This has been a busy year for NWLC’s growing litigation efforts in state and federal courts. This year, NWLC litigators have brought novel sex discrimination cases, secured important administrative enforcement actions from the federal government, and submitted over two dozen amicus curiae briefs in courts across the country, pushing the law forward and centering those most impacted by pending cases. Litigation continues to be a vital tool in NWLC’s arsenal to combat harmful laws and policies and advance gender justice nationwide.

As we provide these updates and share our victories, we also need to name that this continues to be a time of outrage and urgency given the rise in lawless rulings from the federal judiciary following the overturning of Roe. To do this work without naming our continued anger and grief first would be normalizing these threats to our democracy. But, as our President and CEO Fatima Goss Graves has made clear, NWLC “will never stop fighting for what’s right and a future where we, not the courts or anti-abortion extremists, can control our own bodies, lives, and futures.”
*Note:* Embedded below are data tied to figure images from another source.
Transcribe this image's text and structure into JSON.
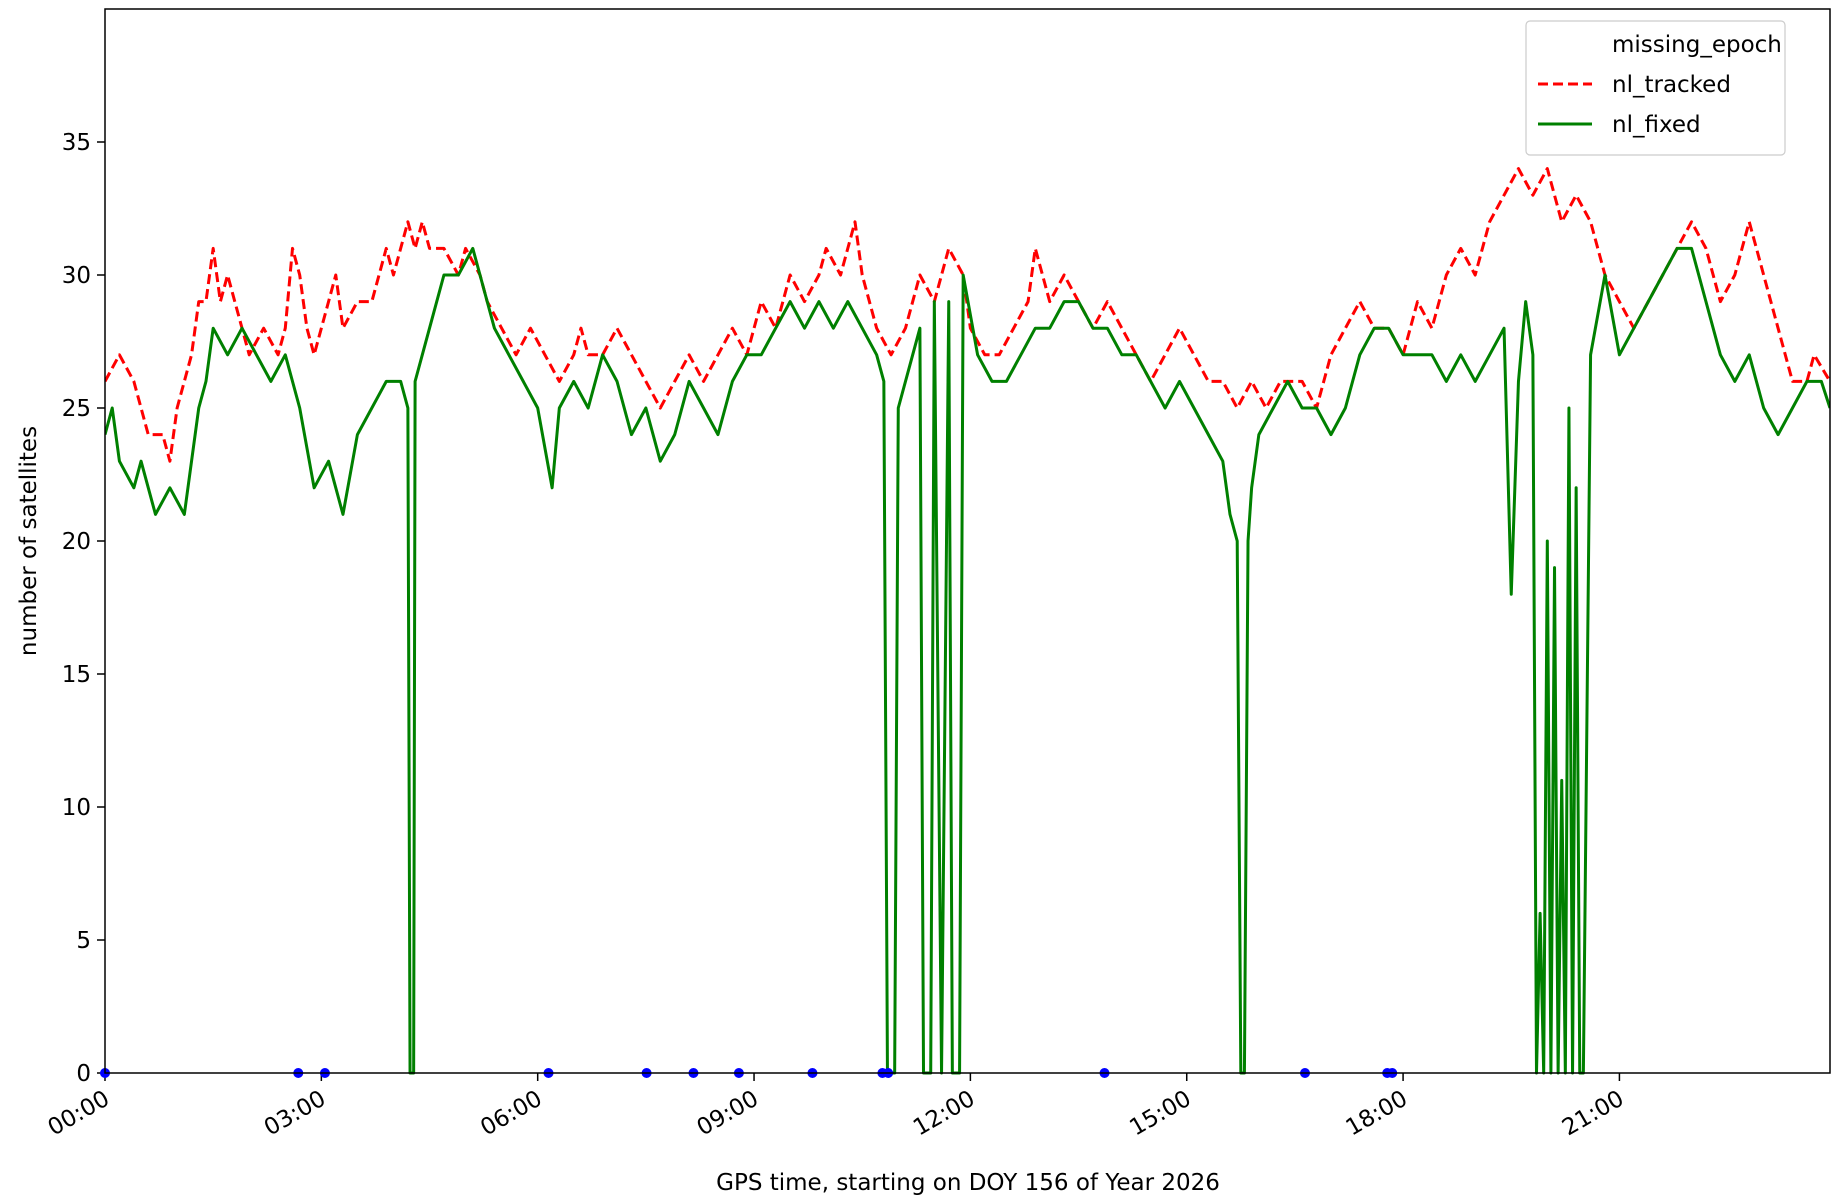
{
  "chart_data": {
    "type": "line",
    "xlabel": "GPS time, starting on DOY 156 of Year 2026",
    "ylabel": "number of satellites",
    "xlim": [
      0,
      23.92
    ],
    "ylim": [
      0,
      40
    ],
    "xticks": [
      {
        "value": 0,
        "label": "00:00"
      },
      {
        "value": 3,
        "label": "03:00"
      },
      {
        "value": 6,
        "label": "06:00"
      },
      {
        "value": 9,
        "label": "09:00"
      },
      {
        "value": 12,
        "label": "12:00"
      },
      {
        "value": 15,
        "label": "15:00"
      },
      {
        "value": 18,
        "label": "18:00"
      },
      {
        "value": 21,
        "label": "21:00"
      }
    ],
    "yticks": [
      0,
      5,
      10,
      15,
      20,
      25,
      30,
      35
    ],
    "legend": "upper right",
    "series": [
      {
        "name": "missing_epoch",
        "color": "#0000ff",
        "linestyle": "none",
        "x": [
          0,
          2.68,
          3.05,
          6.15,
          7.51,
          8.16,
          8.79,
          9.81,
          10.78,
          10.86,
          13.86,
          16.64,
          17.78,
          17.85
        ],
        "values": [
          0,
          0,
          0,
          0,
          0,
          0,
          0,
          0,
          0,
          0,
          0,
          0,
          0,
          0
        ]
      },
      {
        "name": "nl_tracked",
        "color": "#ff0000",
        "linestyle": "dashed",
        "x": [
          0,
          0.2,
          0.4,
          0.5,
          0.6,
          0.8,
          0.9,
          1.0,
          1.1,
          1.2,
          1.3,
          1.4,
          1.5,
          1.6,
          1.7,
          1.8,
          1.9,
          2.0,
          2.2,
          2.4,
          2.5,
          2.6,
          2.7,
          2.8,
          2.9,
          3.0,
          3.2,
          3.3,
          3.5,
          3.7,
          3.8,
          3.9,
          4.0,
          4.1,
          4.2,
          4.3,
          4.4,
          4.5,
          4.7,
          4.9,
          5.0,
          5.2,
          5.3,
          5.5,
          5.7,
          5.9,
          6.1,
          6.3,
          6.5,
          6.6,
          6.7,
          6.9,
          7.1,
          7.3,
          7.5,
          7.7,
          7.9,
          8.1,
          8.3,
          8.5,
          8.7,
          8.9,
          9.1,
          9.3,
          9.5,
          9.7,
          9.9,
          10.0,
          10.2,
          10.4,
          10.5,
          10.7,
          10.9,
          11.1,
          11.3,
          11.5,
          11.7,
          11.9,
          12.0,
          12.2,
          12.4,
          12.6,
          12.8,
          12.9,
          13.1,
          13.3,
          13.5,
          13.7,
          13.9,
          14.1,
          14.3,
          14.5,
          14.7,
          14.9,
          15.1,
          15.3,
          15.5,
          15.7,
          15.9,
          16.1,
          16.3,
          16.6,
          16.8,
          17.0,
          17.2,
          17.4,
          17.6,
          17.8,
          18.0,
          18.2,
          18.4,
          18.6,
          18.8,
          19.0,
          19.2,
          19.4,
          19.6,
          19.8,
          20.0,
          20.2,
          20.4,
          20.6,
          20.8,
          21.0,
          21.2,
          21.4,
          21.6,
          21.8,
          22.0,
          22.2,
          22.4,
          22.6,
          22.8,
          23.0,
          23.2,
          23.4,
          23.6,
          23.7,
          23.92
        ],
        "values": [
          26,
          27,
          26,
          25,
          24,
          24,
          23,
          25,
          26,
          27,
          29,
          29,
          31,
          29,
          30,
          29,
          28,
          27,
          28,
          27,
          28,
          31,
          30,
          28,
          27,
          28,
          30,
          28,
          29,
          29,
          30,
          31,
          30,
          31,
          32,
          31,
          32,
          31,
          31,
          30,
          31,
          30,
          29,
          28,
          27,
          28,
          27,
          26,
          27,
          28,
          27,
          27,
          28,
          27,
          26,
          25,
          26,
          27,
          26,
          27,
          28,
          27,
          29,
          28,
          30,
          29,
          30,
          31,
          30,
          32,
          30,
          28,
          27,
          28,
          30,
          29,
          31,
          30,
          28,
          27,
          27,
          28,
          29,
          31,
          29,
          30,
          29,
          28,
          29,
          28,
          27,
          26,
          27,
          28,
          27,
          26,
          26,
          25,
          26,
          25,
          26,
          26,
          25,
          27,
          28,
          29,
          28,
          28,
          27,
          29,
          28,
          30,
          31,
          30,
          32,
          33,
          34,
          33,
          34,
          32,
          33,
          32,
          30,
          29,
          28,
          29,
          30,
          31,
          32,
          31,
          29,
          30,
          32,
          30,
          28,
          26,
          26,
          27,
          26
        ]
      },
      {
        "name": "nl_fixed",
        "color": "#008000",
        "linestyle": "solid",
        "x": [
          0,
          0.1,
          0.2,
          0.4,
          0.5,
          0.7,
          0.9,
          1.1,
          1.3,
          1.4,
          1.5,
          1.7,
          1.9,
          2.1,
          2.3,
          2.5,
          2.7,
          2.9,
          3.1,
          3.3,
          3.5,
          3.7,
          3.9,
          4.1,
          4.2,
          4.23,
          4.28,
          4.3,
          4.5,
          4.7,
          4.9,
          5.1,
          5.2,
          5.4,
          5.6,
          5.8,
          6.0,
          6.2,
          6.3,
          6.5,
          6.7,
          6.9,
          7.1,
          7.3,
          7.5,
          7.7,
          7.9,
          8.1,
          8.3,
          8.5,
          8.7,
          8.9,
          9.1,
          9.3,
          9.5,
          9.7,
          9.9,
          10.1,
          10.3,
          10.5,
          10.7,
          10.8,
          10.85,
          10.95,
          11.0,
          11.2,
          11.3,
          11.35,
          11.45,
          11.5,
          11.6,
          11.7,
          11.75,
          11.85,
          11.9,
          12.1,
          12.3,
          12.5,
          12.7,
          12.9,
          13.1,
          13.3,
          13.5,
          13.7,
          13.9,
          14.1,
          14.3,
          14.5,
          14.7,
          14.9,
          15.1,
          15.3,
          15.5,
          15.6,
          15.7,
          15.75,
          15.8,
          15.85,
          15.9,
          16.0,
          16.2,
          16.4,
          16.6,
          16.8,
          17.0,
          17.2,
          17.4,
          17.6,
          17.8,
          18.0,
          18.2,
          18.4,
          18.6,
          18.8,
          19.0,
          19.2,
          19.4,
          19.5,
          19.6,
          19.7,
          19.8,
          19.85,
          19.9,
          19.95,
          20.0,
          20.05,
          20.1,
          20.15,
          20.2,
          20.25,
          20.3,
          20.35,
          20.4,
          20.45,
          20.5,
          20.6,
          20.8,
          21.0,
          21.2,
          21.4,
          21.6,
          21.8,
          22.0,
          22.2,
          22.4,
          22.6,
          22.8,
          23.0,
          23.2,
          23.4,
          23.6,
          23.8,
          23.92
        ],
        "values": [
          24,
          25,
          23,
          22,
          23,
          21,
          22,
          21,
          25,
          26,
          28,
          27,
          28,
          27,
          26,
          27,
          25,
          22,
          23,
          21,
          24,
          25,
          26,
          26,
          25,
          0,
          0,
          26,
          28,
          30,
          30,
          31,
          30,
          28,
          27,
          26,
          25,
          22,
          25,
          26,
          25,
          27,
          26,
          24,
          25,
          23,
          24,
          26,
          25,
          24,
          26,
          27,
          27,
          28,
          29,
          28,
          29,
          28,
          29,
          28,
          27,
          26,
          0,
          0,
          25,
          27,
          28,
          0,
          0,
          29,
          0,
          29,
          0,
          0,
          30,
          27,
          26,
          26,
          27,
          28,
          28,
          29,
          29,
          28,
          28,
          27,
          27,
          26,
          25,
          26,
          25,
          24,
          23,
          21,
          20,
          0,
          0,
          20,
          22,
          24,
          25,
          26,
          25,
          25,
          24,
          25,
          27,
          28,
          28,
          27,
          27,
          27,
          26,
          27,
          26,
          27,
          28,
          18,
          26,
          29,
          27,
          0,
          6,
          0,
          20,
          0,
          19,
          0,
          11,
          0,
          25,
          0,
          22,
          0,
          0,
          27,
          30,
          27,
          28,
          29,
          30,
          31,
          31,
          29,
          27,
          26,
          27,
          25,
          24,
          25,
          26,
          26,
          25
        ]
      }
    ]
  }
}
In 2023, our administrative complaint on behalf of Mylissa Farmer, a woman denied emergency medical treatment for pregnancy complications following the legal chaos caused by the U.S. Supreme Court’s devastating and unjustifiable Dobbs decision, garnered the first federal enforcement actions against hospitals for refusing to provide emergency abortion care. We also achieved important interim victories in two of our cases—our state Establishment Clause challenge to Missouri’s abortion restrictions and our equal pay case in New Jersey—both allowing those cases to proceed while building novel case law. We filed new matters this year, including a second class action challenging Aetna’s discriminatory practices against LGBTQ+ policyholders seeking fertility treatments—this time asserting a nationwide injunctive class—as well as an EEOC charge on behalf of female truck drivers to challenge a policy that in the name of preventing sex harassment has led to refusing to hire women as truck drivers. And we are continuing to press the Biden Administration to issue new regulations under federal civil rights laws via our several cases challenging harmful Trump-era rules. NWLC also filed 26 amicus briefs this year in a range of cases that implicated important civil rights protections, including five before the U.S. Supreme Court.

NWLC’s dedicated team of litigators includes Michelle Banker, Director of Litigation for Reproductive Rights and Health, Alison Tanner, Senior Litigation Counsel for Reproductive Rights and Health,  Rachel Smith, Senior Litigation Counsel for Education and Workplace Justice, K.M. Bell, Senior Litigation Counsel for Reproductive Rights and Health, Christen Hammock Jones, Litigation Counsel for Reproductive Rights and Health, Donya Khadem, Litigation Fellow for Reproductive Rights and Health, and the soon-to-be-hired Director of Litigation for Education and Workplace Justice. The intense work involved in NWLC’s cases and amicus briefs is further supported by NWLC attorneys on each program team, many of whom work on these cases alongside their important policy work. And our colleagues throughout the Law Center provide invaluable contributions to our litigation efforts: the Development team helps secure pro bono law firm co-counsel; the Finance team helps track our litigators’ time and supports our filing crucial attorneys’ fees petitions; and the Campaigns and Communications team amplifies NWLC’s litigation work to change the public narrative and our culture.

While it is always exciting to obtain a positive court ruling, settle a case in our clients’ favor, or have our amicus brief cited by a court, we know that each litigation action we take is an opportunity to lift up the stories of the real people impacted by the law. We know these efforts are one part of our organization’s collective work towards gender justice. Thank you for supporting NWLC’s litigation work across the organization.